Трубачи сыграли зорю. Над лугом полетели первые камешки. Бой начался.

Мотька Косой крикнул своему отряду: «Ребята! На штурм!» и кинулся вперед. Кузнецы с криком: «На штурм! на штурм!» побежали за ним. Они бежали как стадо, наскакивая друг на друга и сбивая друг друга с ног. Но дрались они здорово. Главное сам Мотька. Он летел впереди своего отряда как бешеный и кричал: «На штурм! на штурм!»

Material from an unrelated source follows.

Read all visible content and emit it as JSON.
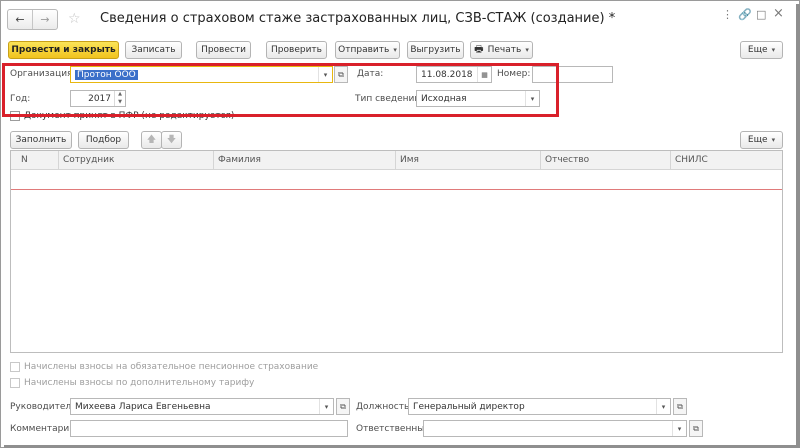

Но Берка Длинный, должно быть, знал, что делал, когда на передовую позицию назначил отряд Мейлаха Хромого. В этом отряде были крепкие, надежные ребята. Они не испугались кузнецов и с места не двинулись, а подпустили кузнецов поближе и тогда по команде — бац камнем в лоб.

Кузнецам на бегу трудно было целиться, а наши ребята, лежа на месте, ловко стреляли. Чем ближе к рытвинам, тем чаще кузнецы останавливались. Наконец они совсем стали. Один Мотька пробежал еще несколько шагов. Но тогда все камни полетели в него. Мотька остановился, постоял минуту и не выдержал — повернул назад. Вместе со своим отрядом он отступил к мосту.

Наши ребята обрадовались.

— Что, кузнецы, попало на орехи? — кричали мы. — Один гончар троих кузнецов побил. Бойцы! Курицы вы, а не бойцы.

Кузнецы не отвечали. Они собрались у моста и о чем-то советовались.

— Погодите, ребята, — сказал нам Берка, — рано еще прыгать. Это только начало.

И правда. Эта атака была только началом боя. Бой был впереди.

Кузнецы что-то затевали. Посовещавшись, они разбились на два отряда. Один остался сторожить мост, другой перешел на правый берег в кусты.

— Кузнецы что-то затевают. Это ясно, — сказал Берка Длинный. — Но вот что они затевают? Не понять! Кто из вас, ребята, узнает?

— Я! — сказал Айзик Казаков.

— Ладно, иди, — сказал Берка, — только смотри.

— Слушаю, товарищ командир! — сказал Айзик.

Чтобы сбить с толку кузнецов, он сначала пошел в местечко. Но на полпути повернул назад и — задворками, огородами — добрался до реки. У реки он пролежал минут десять и, вернувшись, доложил:

— Кузнецы нарезают свежую лозу, товарищ командир.

— А что они делают с этой лозой? — спросил Берка.

— Не мог рассмотреть, — ответил Айзик, — кусты мешают.

— А много их на том берегу? — спросил Берка.

— Ребят двадцать, не меньше, — сказал Айзик.

— Мейлах, — сказал Берка. — Возьми свой отряд и ударь на мост.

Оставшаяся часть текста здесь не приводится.